Tax Day protests: Cut military spending, stop budget cuts

NEW YORK – Jessica Morton stopped. “Please – give me a few copies of your leaflet. I want to give them to the folks in my office,” she said to Ruth Benz, a member of the War Resisters League’s (WRL) Tax Day picket line at the Internal Revenue Service office in midtown Manhattan.

Morton said she thought “something more” than demonstrations are needed if the “Democrats I helped elect are going to hear those of us who are opposed to war. So I’ve decided to hit them in the pocket book and refuse to pay the part of my taxes that go to finance war. It may not be much, but it is a tangible way of protesting this war and this administration,” she told the World before hurrying off down 44th Street.

The action here was one of more than 50 Tax Day protests that spanned the country from Andover, Maine, to Yreka, Calif. About 65 people took part in the 4th Annual Death and Taxes protest at the IRS offices in Andover to protest the use of tax dollars for war instead of people’s needs. The group then marched to the Raytheon plant where Patriot missiles are made.

In New York Wendy Schwartz said she had refused to pay “war taxes” since 1968. “I became a ‘tax resister’ when they slapped a special tax on phone bills during the Vietnam War.

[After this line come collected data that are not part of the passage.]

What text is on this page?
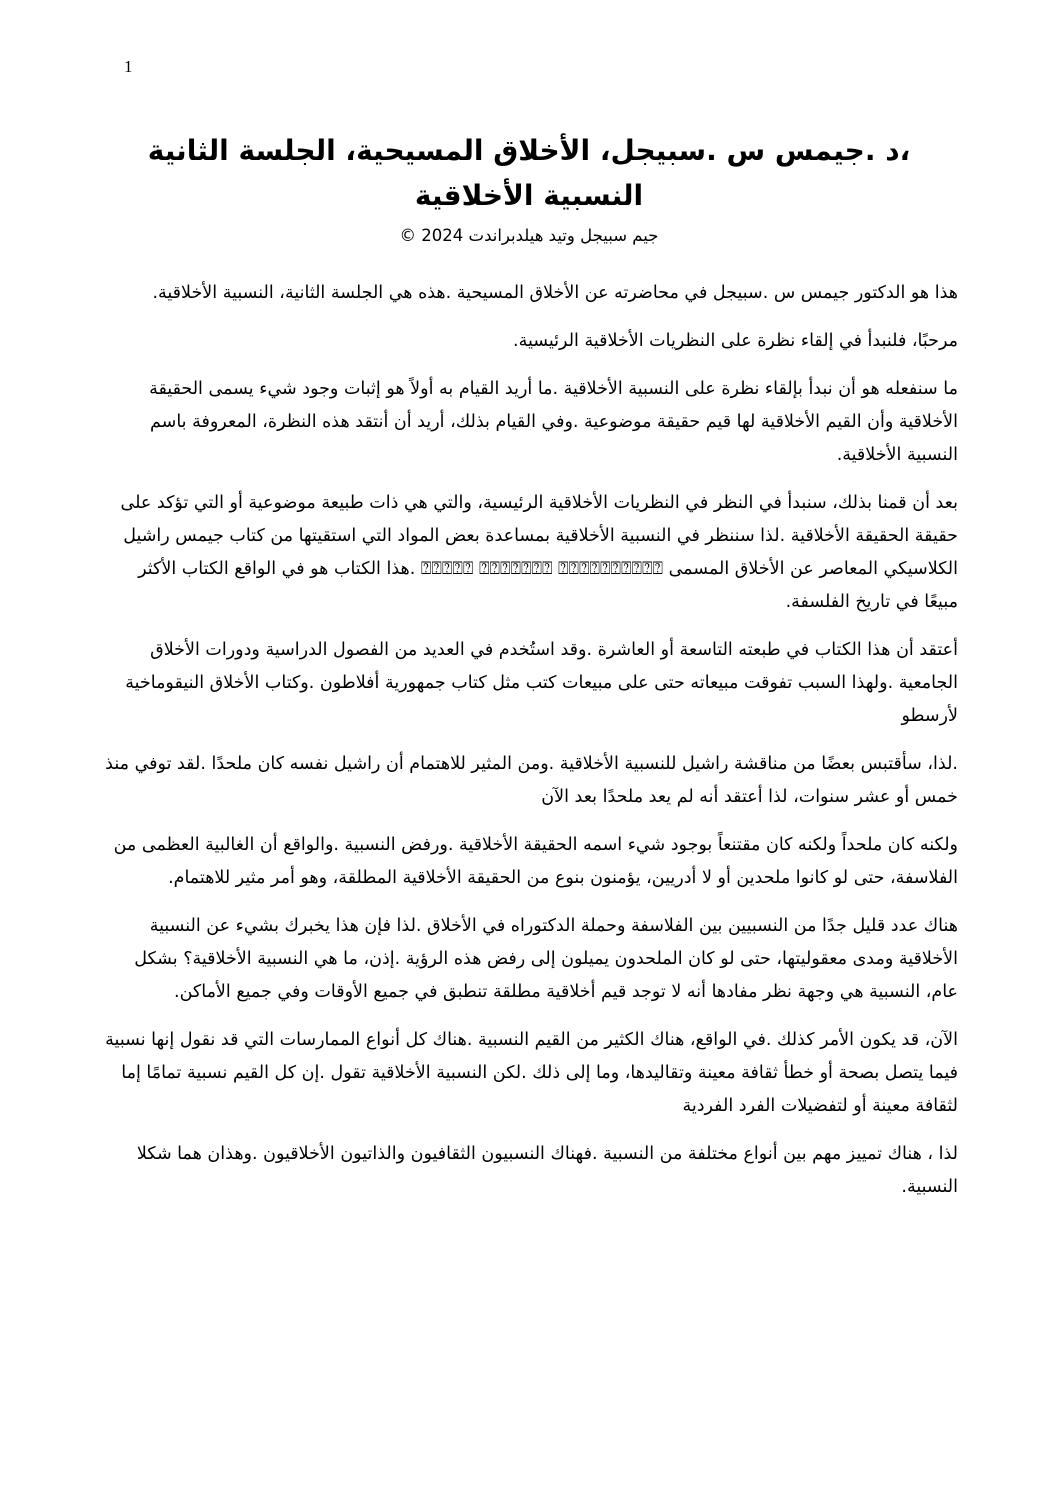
1
،د .جيمس س .سبيجل، الأخلاق المسيحية، الجلسة الثانية
النسبية الأخلاقية
جيم سبيجل وتيد هيلدبراندت 2024 ©

هذا هو الدكتور جيمس س .سبيجل في محاضرته عن الأخلاق المسيحية .هذه هي الجلسة الثانية، النسبية الأخلاقية.

مرحبًا، فلنبدأ في إلقاء نظرة على النظريات الأخلاقية الرئيسية.

ما سنفعله هو أن نبدأ بإلقاء نظرة على النسبية الأخلاقية .ما أريد القيام به أولاً هو إثبات وجود شيء يسمى الحقيقة الأخلاقية وأن القيم الأخلاقية لها قيم حقيقة موضوعية .وفي القيام بذلك، أريد أن أنتقد هذه النظرة، المعروفة باسم النسبية الأخلاقية.

بعد أن قمنا بذلك، سنبدأ في النظر في النظريات الأخلاقية الرئيسية، والتي هي ذات طبيعة موضوعية أو التي تؤكد على حقيقة الحقيقة الأخلاقية .لذا سننظر في النسبية الأخلاقية بمساعدة بعض المواد التي استقيتها من كتاب جيمس راشيل الكلاسيكي المعاصر عن الأخلاق المسمى ⍰⍰⍰⍰⍰ ⍰⍰⍰⍰⍰⍰⍰ ⍰⍰⍰⍰⍰⍰⍰⍰⍰⍰ .هذا الكتاب هو في الواقع الكتاب الأكثر مبيعًا في تاريخ الفلسفة.

أعتقد أن هذا الكتاب في طبعته التاسعة أو العاشرة .وقد استُخدم في العديد من الفصول الدراسية ودورات الأخلاق الجامعية .ولهذا السبب تفوقت مبيعاته حتى على مبيعات كتب مثل كتاب جمهورية أفلاطون .وكتاب الأخلاق النيقوماخية لأرسطو

.لذا، سأقتبس بعضًا من مناقشة راشيل للنسبية الأخلاقية .ومن المثير للاهتمام أن راشيل نفسه كان ملحدًا .لقد توفي منذ خمس أو عشر سنوات، لذا أعتقد أنه لم يعد ملحدًا بعد الآن

ولكنه كان ملحداً ولكنه كان مقتنعاً بوجود شيء اسمه الحقيقة الأخلاقية .ورفض النسبية .والواقع أن الغالبية العظمى من الفلاسفة، حتى لو كانوا ملحدين أو لا أدريين، يؤمنون بنوع من الحقيقة الأخلاقية المطلقة، وهو أمر مثير للاهتمام.

هناك عدد قليل جدًا من النسبيين بين الفلاسفة وحملة الدكتوراه في الأخلاق .لذا فإن هذا يخبرك بشيء عن النسبية الأخلاقية ومدى معقوليتها، حتى لو كان الملحدون يميلون إلى رفض هذه الرؤية .إذن، ما هي النسبية الأخلاقية؟ بشكل عام، النسبية هي وجهة نظر مفادها أنه لا توجد قيم أخلاقية مطلقة تنطبق في جميع الأوقات وفي جميع الأماكن.

الآن، قد يكون الأمر كذلك .في الواقع، هناك الكثير من القيم النسبية .هناك كل أنواع الممارسات التي قد نقول إنها نسبية فيما يتصل بصحة أو خطأ ثقافة معينة وتقاليدها، وما إلى ذلك .لكن النسبية الأخلاقية تقول .إن كل القيم نسبية تمامًا إما لثقافة معينة أو لتفضيلات الفرد الفردية

لذا ، هناك تمييز مهم بين أنواع مختلفة من النسبية .فهناك النسبيون الثقافيون والذاتيون الأخلاقيون .وهذان هما شكلا النسبية.
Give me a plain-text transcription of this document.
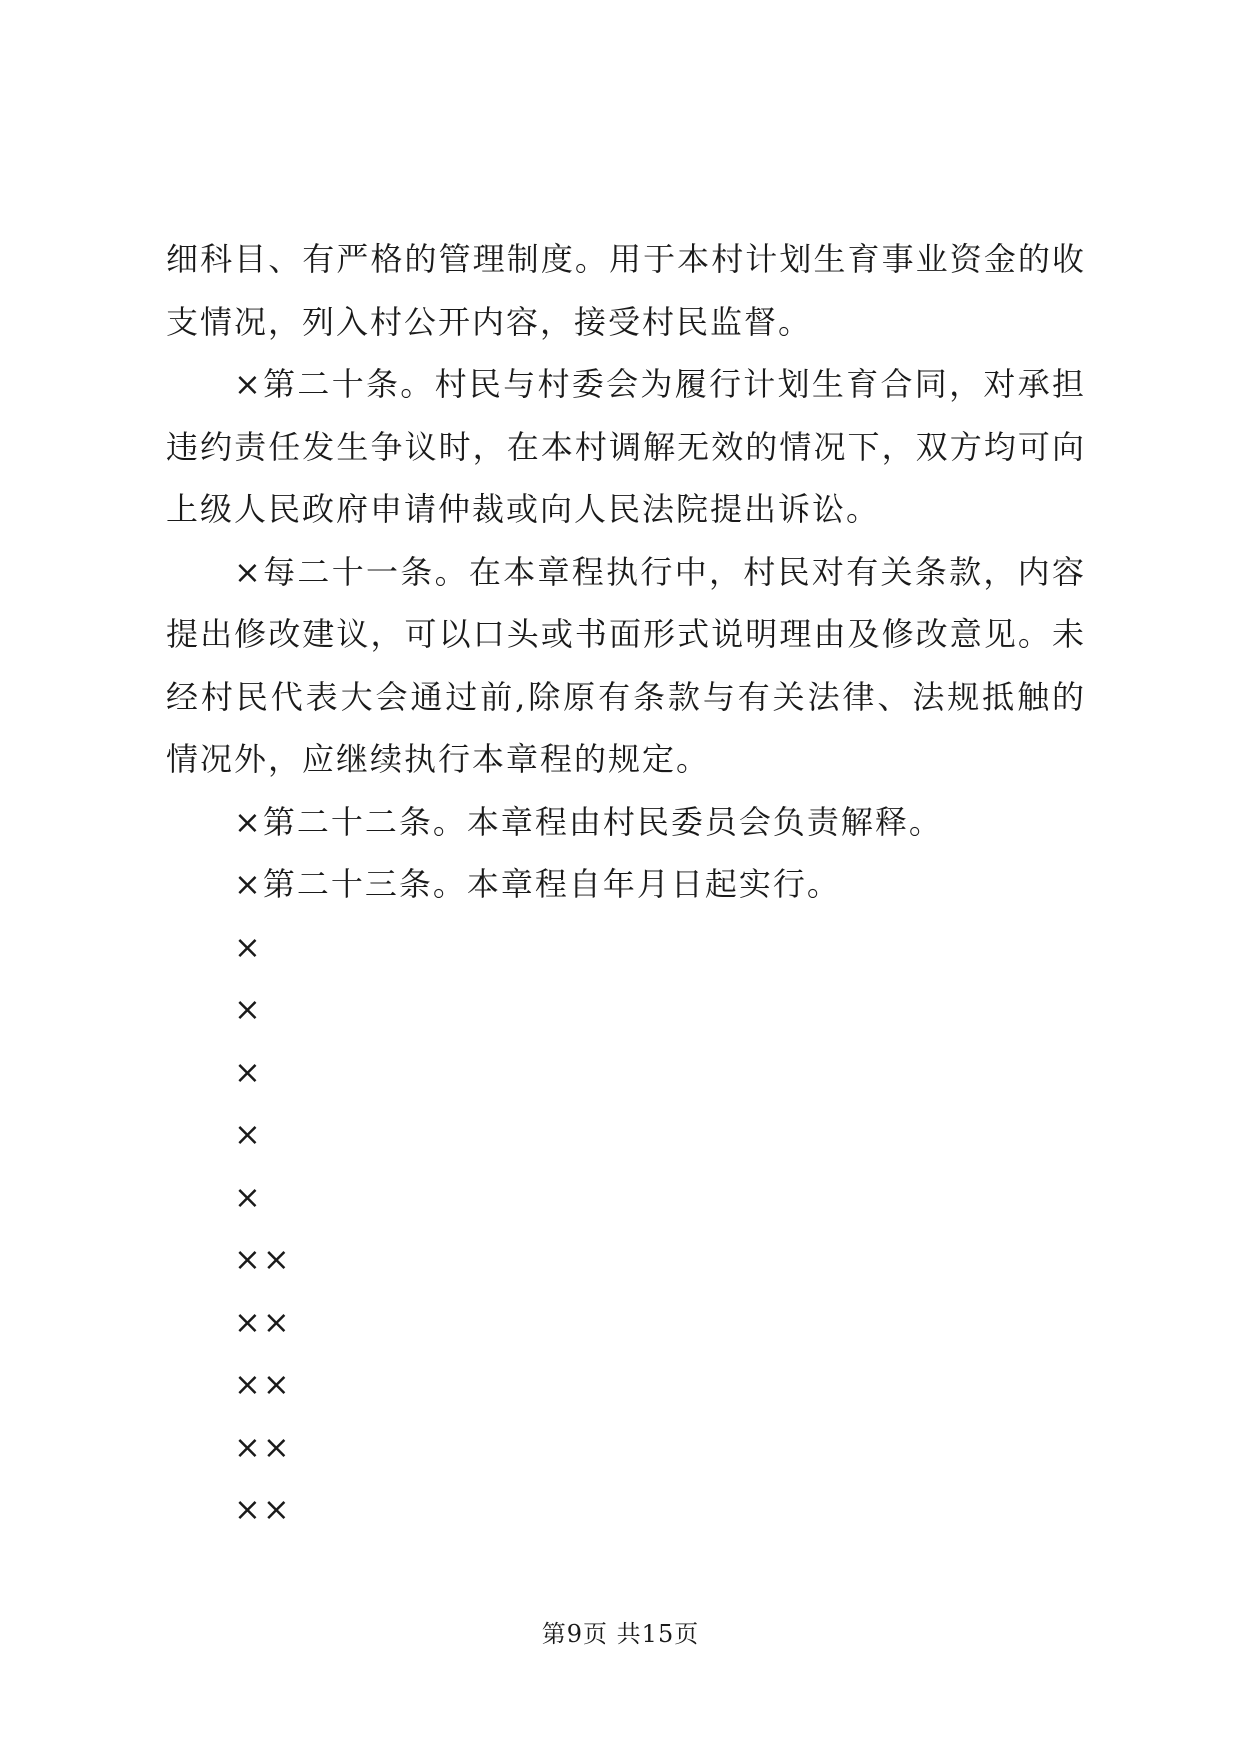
细科目、有严格的管理制度。用于本村计划生育事业资金的收支情况，列入村公开内容，接受村民监督。

×第二十条。村民与村委会为履行计划生育合同，对承担违约责任发生争议时，在本村调解无效的情况下，双方均可向上级人民政府申请仲裁或向人民法院提出诉讼。

×每二十一条。在本章程执行中，村民对有关条款，内容提出修改建议，可以口头或书面形式说明理由及修改意见。未经村民代表大会通过前,除原有条款与有关法律、法规抵触的情况外，应继续执行本章程的规定。

×第二十二条。本章程由村民委员会负责解释。

×第二十三条。本章程自年月日起实行。

×

×

×

×

×

××

××

××

××

××

第9页 共15页
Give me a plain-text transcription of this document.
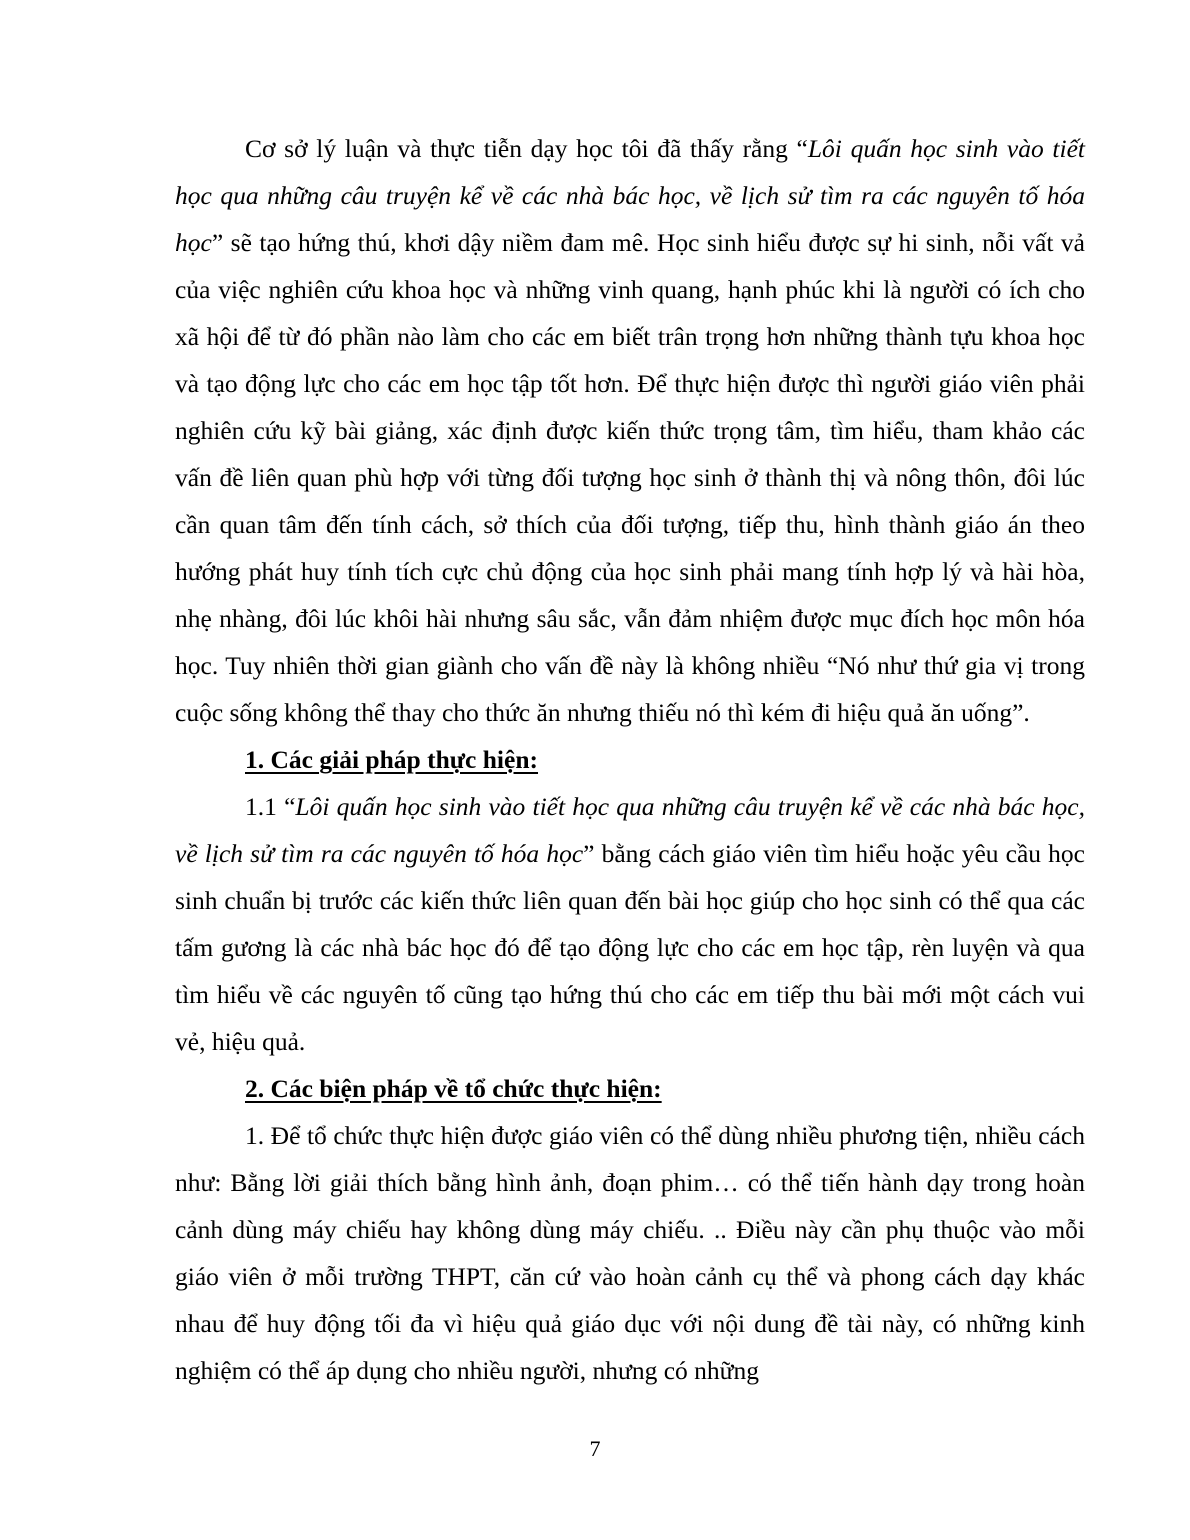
Cơ sở lý luận và thực tiễn dạy học tôi đã thấy rằng “Lôi quấn học sinh vào tiết học qua những câu truyện kể về các nhà bác học, về lịch sử tìm ra các nguyên tố hóa học” sẽ tạo hứng thú, khơi dậy niềm đam mê. Học sinh hiểu được sự hi sinh, nỗi vất vả của việc nghiên cứu khoa học và những vinh quang, hạnh phúc khi là người có ích cho xã hội để từ đó phần nào làm cho các em biết trân trọng hơn những thành tựu khoa học và tạo động lực cho các em học tập tốt hơn. Để thực hiện được thì người giáo viên phải nghiên cứu kỹ bài giảng, xác định được kiến thức trọng tâm, tìm hiểu, tham khảo các vấn đề liên quan phù hợp với từng đối tượng học sinh ở thành thị và nông thôn, đôi lúc cần quan tâm đến tính cách, sở thích của đối tượng, tiếp thu, hình thành giáo án theo hướng phát huy tính tích cực chủ động của học sinh phải mang tính hợp lý và hài hòa, nhẹ nhàng, đôi lúc khôi hài nhưng sâu sắc, vẫn đảm nhiệm được mục đích học môn hóa học. Tuy nhiên thời gian giành cho vấn đề này là không nhiều “Nó như thứ gia vị trong cuộc sống không thể thay cho thức ăn nhưng thiếu nó thì kém đi hiệu quả ăn uống”.

1. Các giải pháp thực hiện:

1.1 “Lôi quấn học sinh vào tiết học qua những câu truyện kể về các nhà bác học, về lịch sử tìm ra các nguyên tố hóa học” bằng cách giáo viên tìm hiểu hoặc yêu cầu học sinh chuẩn bị trước các kiến thức liên quan đến bài học giúp cho học sinh có thể qua các tấm gương là các nhà bác học đó để tạo động lực cho các em học tập, rèn luyện và qua tìm hiểu về các nguyên tố cũng tạo hứng thú cho các em tiếp thu bài mới một cách vui vẻ, hiệu quả.

2. Các biện pháp về tổ chức thực hiện:

1. Để tổ chức thực hiện được giáo viên có thể dùng nhiều phương tiện, nhiều cách như: Bằng lời giải thích bằng hình ảnh, đoạn phim… có thể tiến hành dạy trong hoàn cảnh dùng máy chiếu hay không dùng máy chiếu. .. Điều này cần phụ thuộc vào mỗi giáo viên ở mỗi trường THPT, căn cứ vào hoàn cảnh cụ thể và phong cách dạy khác nhau để huy động tối đa vì hiệu quả giáo dục với nội dung đề tài này, có những kinh nghiệm có thể áp dụng cho nhiều người, nhưng có những

7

I could not avoid the phone tax but I could refuse to include a check when I filed my Form 1040,” she told this reporter.

Schwartz said she had seldom been harassed by the IRS for her actions. “They did take money from my bank account once and on another occasion an IRS agent came to my apartment looking for anything of value.”

Literature distributed by the WRL compared what money wasted in military spending with what could be done in providing for the educational and health needs of the American people, beginning with the fact that the recently-passed $80 million down payment on the Iraq war is enough to wipe out the entire 2004 budget shortfall of all 50 states.

Other comparisons show that $50 spent for 11 hand grenades could pay for a like number of blankets for refugees; that the $145,000 cost of a bunker-buster guided bomb would provide 29 RNs with an associate degree and that the annual $16 billion expenditure of the U.S. nuclear weapons program would pay for health care coverage for 7 million children.

Noberto Esteves, shop steward for Communications Workers Local 1080 in New York City was one of the demonstrators at an after-work rally in front of the city’s main post office.

When asked the meaning of the “Rudy gave tax cuts, Mike wants budget cuts” slogan on his sign, Esteves said, “When he was mayor, Rudy Giuliani got drunk on tax cuts for the rich. Now the bill is due and Mayor Mike Bloomberg wants to pay it by laying off nearly 15,000 city workers instead of getting the money from those who were invited to the party.”

Bloomberg’s 2004 budget for the nation’s largest city projects a shortfall of $3.8 billion, which he proposes to close by laying off as many as 14,000 city workers, including teachers’ aides; closing a dozen children’s clinics; closing two smaller zoos and closing as many as 40 fire stations.

Local 1080 represents many of these workers. Luella Payne, who works in children’s services, says the city’s unions have their work cut out for them. The mayor has demanded that Local 1080 and other unions agree to $600 million in wage and benefit concessions. “If Bloomberg thinks we are going to bail him out he’s nuts.”

Other city union leaders voiced similar objections. Randi Weingarten, president of the teachers union and head of the Municipal Labor committee, called Bloomberg’s proposal insulting. “Maybe it’s hard for a billionaire to understand that asking people for a month’s pay is really hard for people to accept,” she said.

President Bush, who suffered an important setback when the Senate cut his proposed tax cut of $750 billion to $350 billion took advantage of Tax Day to renew his call for major tax cuts for the rich, saying such a cut would stimulate the economy and create jobs.

But, instead of asking for the original amount, Bush scaled back his demand to $550 billion over ten years, a cut that has already been approved by the House. But even that amount faces serious Senate opposition with Iowa Senator Charles Grassley, chairman of the Senate Finance Committee, saying he will not permit any tax cut larger than $350 billion to reach the Senate floor.

Jose Cruz contributed to this story.